DEAN RUTZ/THE SEATTLE TIMES
Hall of Famer Cynthia Cooper had “Raise the Roof” when defunct Houston won its historic four consecutive championships. The Seattle Storm has “Raise the Flag” as 10 players climbed to the tippy-top of the Space Needle to adorn it with the organization’s symbol. On the flag are the Storm’s logo and the names of nearly 6,000 fans inscribed in gold on a green backdrop.
It’s the first time the iconic leftover from the 1962 World’s Fair has displayed a Storm flag, despite the team winning the WNBA championship in 2004. The Space Needle has flown flags for other events ranging from the Seahawks’ “12th Man” to Microsoft’s launch of software.
“When people think of Seattle, they think of the Needle,” Storm PG Sue Bird said. “Everybody when they come visit, that’s the first ting they ask about and that’s the first thing you see, almost. ‘Grey’s Anatomy,’ when they pan the city, what do you see? You see the needle. So, when Joe Schmo New York hears the flag is atop the Space Needle, they’ll understand the importance of that. Kind of like if someone put it at the top of the Empire State Building. That’s what’s really special about it.”
It was wild to be part of the ceremony. You have to climb steep, metal ladders I thought were only found on battleships. And you’re about 70-stories high, so for all of the players aside from three-time MVP Lauren Jackson to go through that dangerous experience two days before the Finals was admirable. Jackson remained on the observation deck.

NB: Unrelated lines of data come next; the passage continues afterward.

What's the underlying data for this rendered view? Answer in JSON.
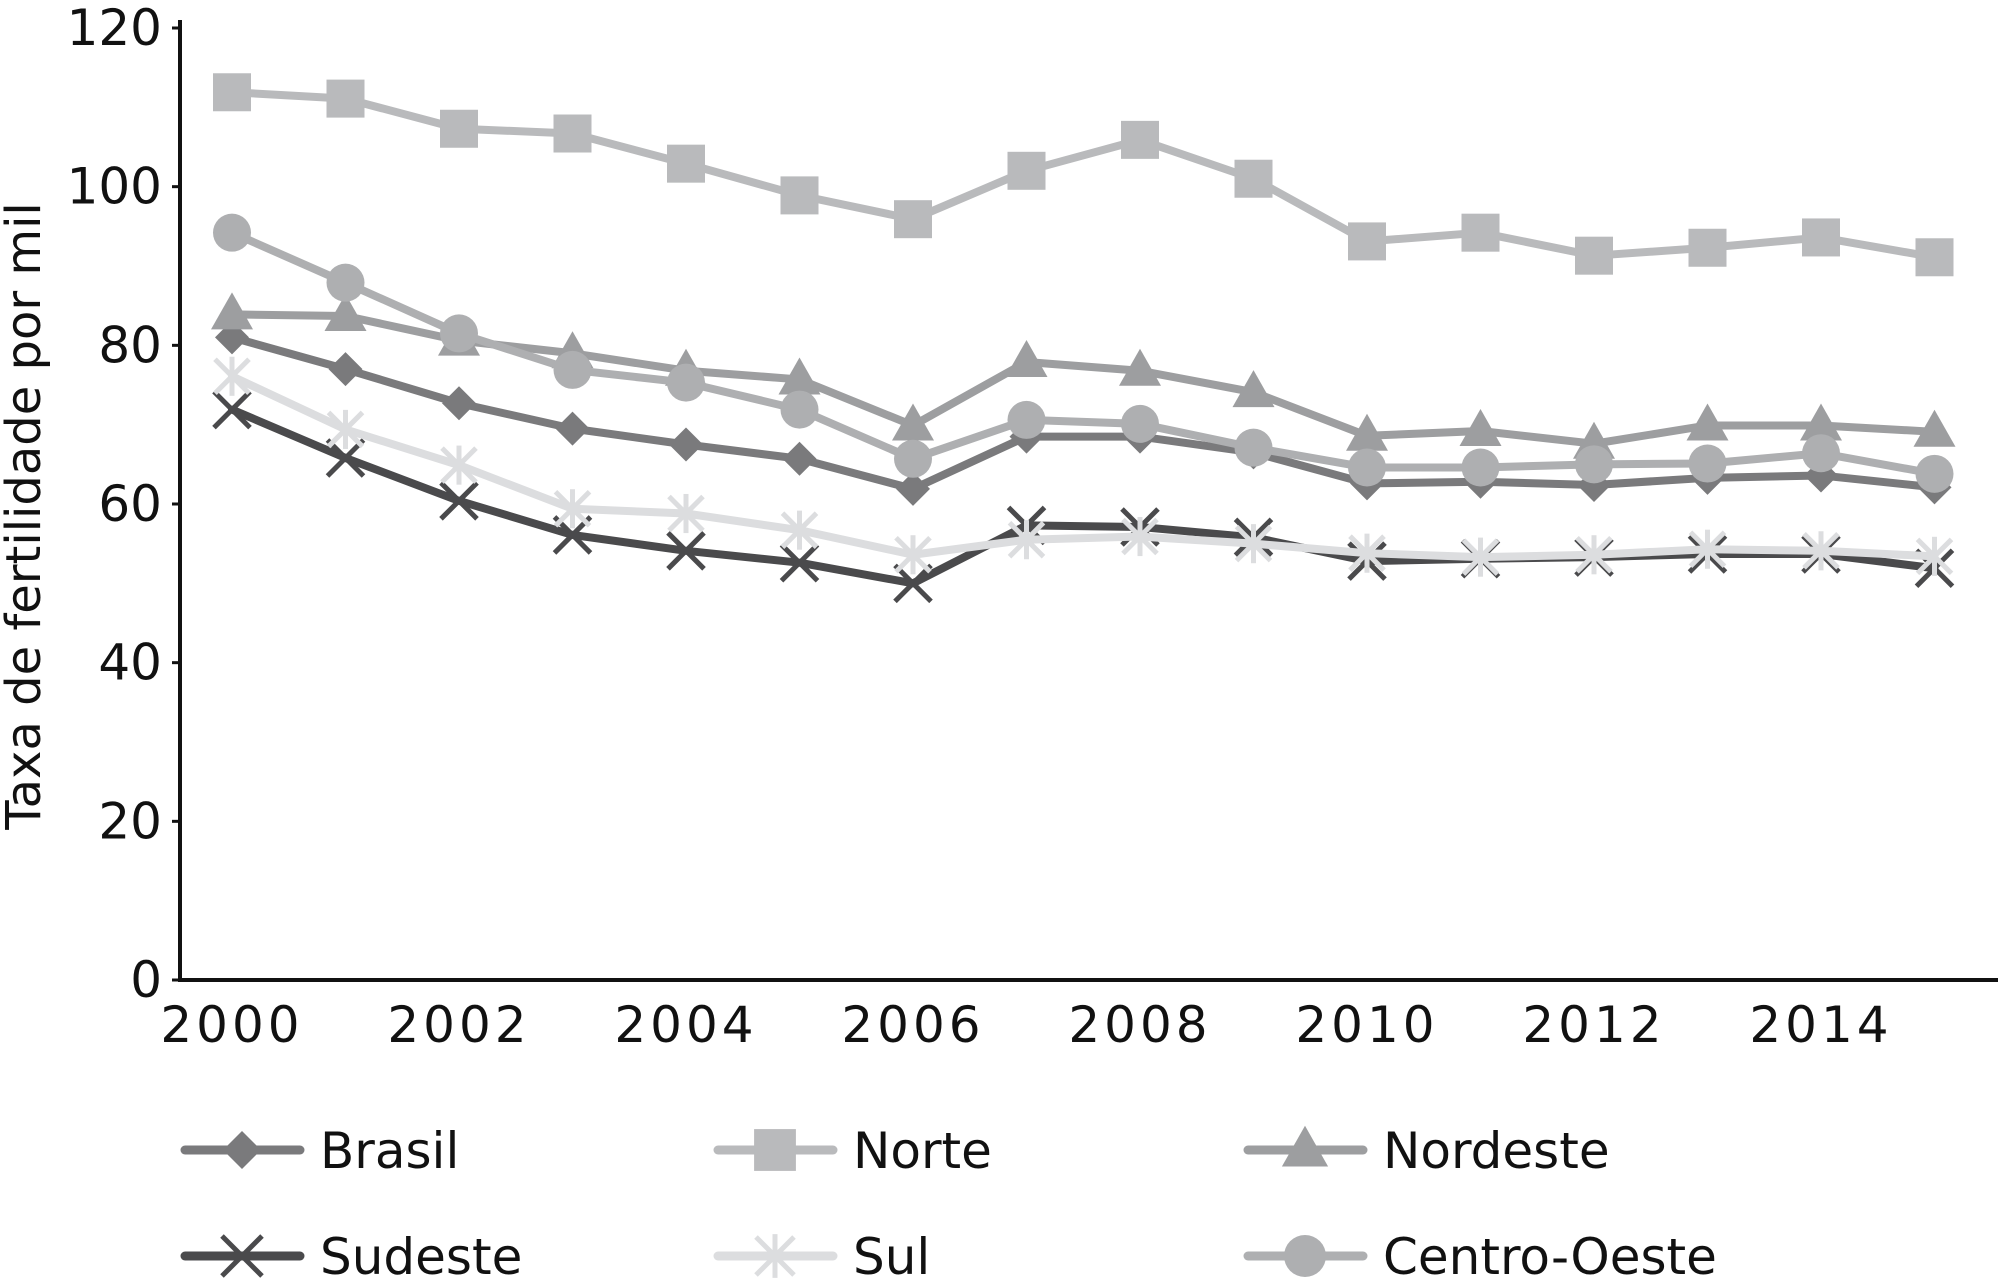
{
  "chart_data": {
    "type": "line",
    "title": "",
    "xlabel": "",
    "ylabel": "Taxa de fertilidade por mil",
    "x": [
      2000,
      2001,
      2002,
      2003,
      2004,
      2005,
      2006,
      2007,
      2008,
      2009,
      2010,
      2011,
      2012,
      2013,
      2014,
      2015
    ],
    "xlim": [
      2000,
      2016
    ],
    "ylim": [
      0,
      120
    ],
    "x_ticks": [
      2000,
      2002,
      2004,
      2006,
      2008,
      2010,
      2012,
      2014
    ],
    "x_tick_labels": [
      "2000",
      "2002",
      "2004",
      "2006",
      "2008",
      "2010",
      "2012",
      "2014"
    ],
    "y_ticks": [
      0,
      20,
      40,
      60,
      80,
      100,
      120
    ],
    "y_tick_labels": [
      "0",
      "20",
      "40",
      "60",
      "80",
      "100",
      "120"
    ],
    "grid": false,
    "legend_position": "bottom",
    "series": [
      {
        "name": "Brasil",
        "color": "#7a7a7c",
        "marker": "diamond",
        "values": [
          81.0,
          77.0,
          72.7,
          69.5,
          67.5,
          65.7,
          61.9,
          68.5,
          68.5,
          66.5,
          62.6,
          62.8,
          62.4,
          63.3,
          63.6,
          62.1
        ]
      },
      {
        "name": "Norte",
        "color": "#b9babc",
        "marker": "square",
        "values": [
          111.9,
          111.1,
          107.3,
          106.7,
          102.9,
          98.9,
          95.9,
          102.0,
          105.9,
          101.0,
          93.1,
          94.2,
          91.3,
          92.3,
          93.6,
          91.1
        ]
      },
      {
        "name": "Nordeste",
        "color": "#9d9ea0",
        "marker": "triangle",
        "values": [
          83.9,
          83.7,
          80.6,
          79.0,
          76.8,
          75.7,
          69.9,
          77.9,
          76.8,
          74.1,
          68.6,
          69.2,
          67.6,
          69.9,
          69.9,
          69.1
        ]
      },
      {
        "name": "Sudeste",
        "color": "#4a4a4c",
        "marker": "x",
        "values": [
          71.9,
          65.8,
          60.4,
          56.1,
          54.1,
          52.6,
          50.0,
          57.3,
          57.1,
          55.8,
          52.8,
          53.1,
          53.3,
          53.7,
          53.7,
          51.9
        ]
      },
      {
        "name": "Sul",
        "color": "#dcdddf",
        "marker": "asterisk",
        "values": [
          76.1,
          69.4,
          64.9,
          59.4,
          58.8,
          56.7,
          53.6,
          55.5,
          55.9,
          55.0,
          53.8,
          53.3,
          53.6,
          54.3,
          54.1,
          53.4
        ]
      },
      {
        "name": "Centro-Oeste",
        "color": "#aeafb1",
        "marker": "circle",
        "values": [
          94.2,
          87.9,
          81.5,
          76.9,
          75.3,
          71.9,
          65.7,
          70.6,
          70.1,
          67.1,
          64.6,
          64.6,
          65.0,
          65.1,
          66.4,
          63.8
        ]
      }
    ]
  }
}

“I didn’t think about it until you just mentioned it,” Storm coach Brian Agler said when I asked if he feared for his players’ safety in making such a climb before practice. His staff of Nancy Darsch and Jenny Boucek was part of the flag rising along with co-owners Ginny Gilder, Dawn Trudeau, and Anne Levinson. Storm president and CEO Karen Bryant, the franchise’s first hire in 1999, was among the first to tug on the rope to send the flag up the pole.

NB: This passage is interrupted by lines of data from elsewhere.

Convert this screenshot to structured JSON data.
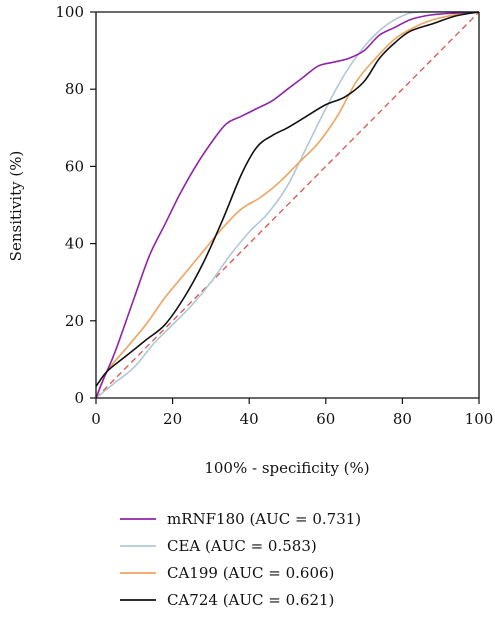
{
  "chart_data": {
    "type": "line",
    "title": "",
    "xlabel": "100% - specificity (%)",
    "ylabel": "Sensitivity (%)",
    "xlim": [
      0,
      100
    ],
    "ylim": [
      0,
      100
    ],
    "x_ticks": [
      "0",
      "20",
      "40",
      "60",
      "80",
      "100"
    ],
    "y_ticks": [
      "0",
      "20",
      "40",
      "60",
      "80",
      "100"
    ],
    "grid": false,
    "legend_position": "bottom",
    "reference_line": {
      "points": [
        [
          0,
          0
        ],
        [
          100,
          100
        ]
      ],
      "color": "#d9534f",
      "style": "dashed"
    },
    "series": [
      {
        "name": "mRNF180 (AUC = 0.731)",
        "color": "#8e24aa",
        "points": [
          [
            0,
            0
          ],
          [
            2,
            5
          ],
          [
            5,
            12
          ],
          [
            10,
            26
          ],
          [
            14,
            37
          ],
          [
            18,
            45
          ],
          [
            22,
            53
          ],
          [
            26,
            60
          ],
          [
            30,
            66
          ],
          [
            34,
            71
          ],
          [
            38,
            73
          ],
          [
            42,
            75
          ],
          [
            46,
            77
          ],
          [
            50,
            80
          ],
          [
            54,
            83
          ],
          [
            58,
            86
          ],
          [
            62,
            87
          ],
          [
            66,
            88
          ],
          [
            70,
            90
          ],
          [
            74,
            94
          ],
          [
            78,
            96
          ],
          [
            82,
            98
          ],
          [
            86,
            99
          ],
          [
            90,
            99.5
          ],
          [
            100,
            100
          ]
        ]
      },
      {
        "name": "CEA (AUC = 0.583)",
        "color": "#b0c8d4",
        "points": [
          [
            0,
            0
          ],
          [
            5,
            4
          ],
          [
            10,
            8
          ],
          [
            15,
            14
          ],
          [
            20,
            19
          ],
          [
            25,
            24
          ],
          [
            30,
            30
          ],
          [
            35,
            37
          ],
          [
            40,
            43
          ],
          [
            45,
            48
          ],
          [
            50,
            55
          ],
          [
            55,
            65
          ],
          [
            60,
            75
          ],
          [
            65,
            84
          ],
          [
            70,
            91
          ],
          [
            75,
            96
          ],
          [
            80,
            99
          ],
          [
            85,
            100
          ],
          [
            100,
            100
          ]
        ]
      },
      {
        "name": "CA199 (AUC = 0.606)",
        "color": "#f0a35e",
        "points": [
          [
            0,
            0
          ],
          [
            3,
            7
          ],
          [
            8,
            13
          ],
          [
            13,
            19
          ],
          [
            18,
            26
          ],
          [
            23,
            32
          ],
          [
            28,
            38
          ],
          [
            33,
            44
          ],
          [
            38,
            49
          ],
          [
            43,
            52
          ],
          [
            48,
            56
          ],
          [
            53,
            61
          ],
          [
            58,
            66
          ],
          [
            63,
            73
          ],
          [
            68,
            82
          ],
          [
            73,
            88
          ],
          [
            78,
            93
          ],
          [
            83,
            96
          ],
          [
            88,
            98
          ],
          [
            95,
            99.5
          ],
          [
            100,
            100
          ]
        ]
      },
      {
        "name": "CA724 (AUC = 0.621)",
        "color": "#111111",
        "points": [
          [
            0,
            3
          ],
          [
            3,
            7
          ],
          [
            8,
            11
          ],
          [
            13,
            15
          ],
          [
            18,
            19
          ],
          [
            23,
            26
          ],
          [
            28,
            35
          ],
          [
            33,
            46
          ],
          [
            38,
            58
          ],
          [
            42,
            65
          ],
          [
            46,
            68
          ],
          [
            50,
            70
          ],
          [
            55,
            73
          ],
          [
            60,
            76
          ],
          [
            65,
            78
          ],
          [
            70,
            82
          ],
          [
            74,
            88
          ],
          [
            78,
            92
          ],
          [
            82,
            95
          ],
          [
            88,
            97
          ],
          [
            94,
            99
          ],
          [
            100,
            100
          ]
        ]
      }
    ]
  }
}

With the height and climb acting as a natural ice-breaker, players were playful before media in taking pictures and challenging their fears. C Ashley Robinson, F Le’coe Willingham and F Swin Cash are slightly scared of heights, so it took some time for them to roam around the small deck like G Svetlana Abrosimova, PG Alison Lacey, F Jana Vesela, and G Tanisha Wright.
Bird (with me in the far background acting like the peanut gallery) even clowned Cash, Willingham, Camille Little, and Robinson who took a picture at the base of the actual pole without a panoramic glimpse in the shot. Basically it could have been a back alley in Detroit on a cloudy morning. They later took shots on the edge, posting them on Twitter.
“This is more significant for our fans and the people of Seattle who’ve supported the team for so long,” Cash said. “You finally see the recognition to have a flag here for the first time. For our fans and our ownership, it’s great to see that support from the city.”
Gilder and Levinson have connections with the privately owned tourist hotspot, getting the idea going when the Space Needle decided to wave a giant Pride flag for the celebration of lesbians and gays in June. Once the Storm won the Western Conference championship, organizers jumped at the opportunity to wave the Storm banner.
The flag will be present on Friday and Sunday, which is the opener for the WNBA Finals best-of-five series at KeyArena. It’ll reappear on Tuesday for Game 2. It’s unknown what could happen for Game 5 since Seattle is expecting to win the title on the road, of course.